Moveable generic chord shapes for ukulele This will be probably my most anachronistic post – charts of generic chord shapes suitable for the music of the mid 20th century. They are not exactly Renaissance, I know, but I wanted to publish them somewhere.
If you’re interested:
- preview pdf here
- download pdf here.
“Why do we need yet another chord table? ” I hear you cry. “Aren’t there enough out there already?”
Well, I hadn’t found any laid out in the way I preferred, and they didn’t always have the chords I wanted.
It all started when I was working my way through Glen Rose’s excellent Jazzy Ukulele Work Books. For the first time I had some understanding of extended chords and chord substitutions, as used by the beboppers and others. But, when I tried to modify or extend his approach, either the available charts were too elementary, or I had to flick through pages of the very useful Hal Leonard Ukulele Chord Finder (which is restricted to rooted chords).
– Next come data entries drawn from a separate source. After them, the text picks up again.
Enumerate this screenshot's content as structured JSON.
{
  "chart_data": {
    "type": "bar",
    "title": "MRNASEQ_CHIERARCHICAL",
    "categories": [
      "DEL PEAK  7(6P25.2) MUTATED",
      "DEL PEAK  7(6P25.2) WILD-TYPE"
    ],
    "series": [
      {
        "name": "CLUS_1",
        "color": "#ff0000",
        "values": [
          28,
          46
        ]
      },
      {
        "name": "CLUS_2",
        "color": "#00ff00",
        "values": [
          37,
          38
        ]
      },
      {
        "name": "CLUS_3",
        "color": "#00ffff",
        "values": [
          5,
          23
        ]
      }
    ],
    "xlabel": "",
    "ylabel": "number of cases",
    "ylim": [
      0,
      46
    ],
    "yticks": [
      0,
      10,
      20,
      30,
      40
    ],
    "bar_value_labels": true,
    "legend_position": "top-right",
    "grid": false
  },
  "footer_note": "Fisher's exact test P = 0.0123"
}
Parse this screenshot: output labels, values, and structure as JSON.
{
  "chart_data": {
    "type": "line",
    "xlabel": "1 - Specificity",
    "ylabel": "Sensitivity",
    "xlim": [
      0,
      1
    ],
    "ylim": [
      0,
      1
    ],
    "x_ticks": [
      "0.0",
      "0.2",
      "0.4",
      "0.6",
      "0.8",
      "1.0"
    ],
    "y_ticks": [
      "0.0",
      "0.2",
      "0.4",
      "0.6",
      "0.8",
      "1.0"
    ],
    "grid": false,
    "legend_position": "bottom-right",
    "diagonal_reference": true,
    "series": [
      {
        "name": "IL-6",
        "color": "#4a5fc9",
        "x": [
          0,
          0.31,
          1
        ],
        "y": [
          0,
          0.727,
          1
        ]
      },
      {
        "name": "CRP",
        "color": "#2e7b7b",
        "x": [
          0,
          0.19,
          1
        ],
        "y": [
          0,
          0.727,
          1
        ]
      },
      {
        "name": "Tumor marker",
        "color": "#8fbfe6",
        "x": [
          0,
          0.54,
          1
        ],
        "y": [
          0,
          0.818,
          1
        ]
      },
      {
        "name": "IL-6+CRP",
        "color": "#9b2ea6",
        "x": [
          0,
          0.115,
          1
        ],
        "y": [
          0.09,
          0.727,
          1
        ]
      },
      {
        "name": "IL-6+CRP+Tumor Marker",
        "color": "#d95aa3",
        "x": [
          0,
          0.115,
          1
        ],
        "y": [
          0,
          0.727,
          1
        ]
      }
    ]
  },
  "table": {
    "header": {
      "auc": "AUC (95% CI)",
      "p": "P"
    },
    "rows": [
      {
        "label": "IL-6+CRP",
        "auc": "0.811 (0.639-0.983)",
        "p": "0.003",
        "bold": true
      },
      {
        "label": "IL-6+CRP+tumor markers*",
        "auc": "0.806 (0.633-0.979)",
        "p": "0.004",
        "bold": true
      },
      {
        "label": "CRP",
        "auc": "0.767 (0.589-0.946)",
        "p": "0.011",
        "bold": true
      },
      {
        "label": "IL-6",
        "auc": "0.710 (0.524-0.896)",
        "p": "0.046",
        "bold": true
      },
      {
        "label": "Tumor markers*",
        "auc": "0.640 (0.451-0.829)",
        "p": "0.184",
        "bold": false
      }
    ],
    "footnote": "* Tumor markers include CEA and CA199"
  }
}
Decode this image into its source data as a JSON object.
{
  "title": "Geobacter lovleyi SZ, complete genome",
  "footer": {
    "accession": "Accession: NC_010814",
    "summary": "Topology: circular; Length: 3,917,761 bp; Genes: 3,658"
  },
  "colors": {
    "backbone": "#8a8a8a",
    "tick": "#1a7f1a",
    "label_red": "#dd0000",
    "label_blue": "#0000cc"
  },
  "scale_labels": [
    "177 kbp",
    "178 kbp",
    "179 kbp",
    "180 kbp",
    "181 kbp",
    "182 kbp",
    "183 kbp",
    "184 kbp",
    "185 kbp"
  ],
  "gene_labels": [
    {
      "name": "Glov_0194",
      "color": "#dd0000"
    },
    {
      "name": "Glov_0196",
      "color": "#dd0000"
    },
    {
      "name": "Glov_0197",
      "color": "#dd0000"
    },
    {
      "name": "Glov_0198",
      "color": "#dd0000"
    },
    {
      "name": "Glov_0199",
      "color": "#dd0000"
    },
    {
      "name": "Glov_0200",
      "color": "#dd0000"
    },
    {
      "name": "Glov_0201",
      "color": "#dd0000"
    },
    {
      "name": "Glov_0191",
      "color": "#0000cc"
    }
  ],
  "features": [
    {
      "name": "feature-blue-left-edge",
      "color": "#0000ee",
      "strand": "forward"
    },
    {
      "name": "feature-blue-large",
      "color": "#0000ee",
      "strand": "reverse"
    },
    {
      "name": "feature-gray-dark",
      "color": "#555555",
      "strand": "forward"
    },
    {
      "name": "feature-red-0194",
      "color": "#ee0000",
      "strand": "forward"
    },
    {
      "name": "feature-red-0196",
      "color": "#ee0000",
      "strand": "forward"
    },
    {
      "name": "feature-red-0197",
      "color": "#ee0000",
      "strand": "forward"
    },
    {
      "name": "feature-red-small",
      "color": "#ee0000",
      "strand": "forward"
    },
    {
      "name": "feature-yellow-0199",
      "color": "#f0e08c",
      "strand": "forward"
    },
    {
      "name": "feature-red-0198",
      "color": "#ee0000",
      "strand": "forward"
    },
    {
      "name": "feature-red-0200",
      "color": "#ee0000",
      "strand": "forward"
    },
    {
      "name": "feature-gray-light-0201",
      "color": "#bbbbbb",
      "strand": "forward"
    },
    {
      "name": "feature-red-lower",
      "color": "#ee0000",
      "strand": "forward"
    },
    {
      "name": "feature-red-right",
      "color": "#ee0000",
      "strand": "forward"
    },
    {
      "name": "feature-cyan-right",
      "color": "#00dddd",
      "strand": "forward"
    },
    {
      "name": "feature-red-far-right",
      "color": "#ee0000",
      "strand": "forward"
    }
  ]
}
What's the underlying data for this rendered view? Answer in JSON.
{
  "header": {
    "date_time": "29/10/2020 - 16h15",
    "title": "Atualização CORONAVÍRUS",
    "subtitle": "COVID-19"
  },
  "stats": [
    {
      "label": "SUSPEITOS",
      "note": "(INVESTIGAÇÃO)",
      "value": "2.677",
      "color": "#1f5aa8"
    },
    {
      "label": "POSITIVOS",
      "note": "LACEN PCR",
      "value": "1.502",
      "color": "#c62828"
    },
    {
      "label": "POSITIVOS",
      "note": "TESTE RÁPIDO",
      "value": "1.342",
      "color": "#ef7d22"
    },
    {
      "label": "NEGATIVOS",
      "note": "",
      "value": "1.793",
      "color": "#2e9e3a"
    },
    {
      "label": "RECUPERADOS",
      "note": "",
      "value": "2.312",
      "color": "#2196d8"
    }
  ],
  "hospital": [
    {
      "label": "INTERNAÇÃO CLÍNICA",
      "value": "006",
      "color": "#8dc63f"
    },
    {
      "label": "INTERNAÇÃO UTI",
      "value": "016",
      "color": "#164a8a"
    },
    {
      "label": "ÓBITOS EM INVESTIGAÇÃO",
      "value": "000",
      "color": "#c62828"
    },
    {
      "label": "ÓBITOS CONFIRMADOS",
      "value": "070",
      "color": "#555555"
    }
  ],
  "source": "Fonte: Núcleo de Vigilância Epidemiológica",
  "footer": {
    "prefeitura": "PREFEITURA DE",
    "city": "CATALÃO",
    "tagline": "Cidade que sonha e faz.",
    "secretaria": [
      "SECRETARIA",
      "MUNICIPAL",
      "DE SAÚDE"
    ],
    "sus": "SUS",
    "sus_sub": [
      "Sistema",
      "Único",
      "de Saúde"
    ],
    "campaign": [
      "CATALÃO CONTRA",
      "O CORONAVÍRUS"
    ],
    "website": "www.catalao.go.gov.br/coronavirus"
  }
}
Also, it took time to work out each voicing by hand. I just wanted a few sheets of generic chord shapes that I could glance at and find the most suitable and comfortable fingerings. So, I decided to write my own reference charts, and hence this blog.
◦ The chord sheets are organised thus:
1. Major chords and extensions.
2. Suspended chords.
3. Unresolved chords: +5, dim 7, and dominant chords and their extensions and alterations.
4. Minor chords, extensions and alterations.
◦ On each sheet, simpler chords are generally shown first, followed by more complex ones.
◦ Each row on a sheet contains various voicings of a type of chord.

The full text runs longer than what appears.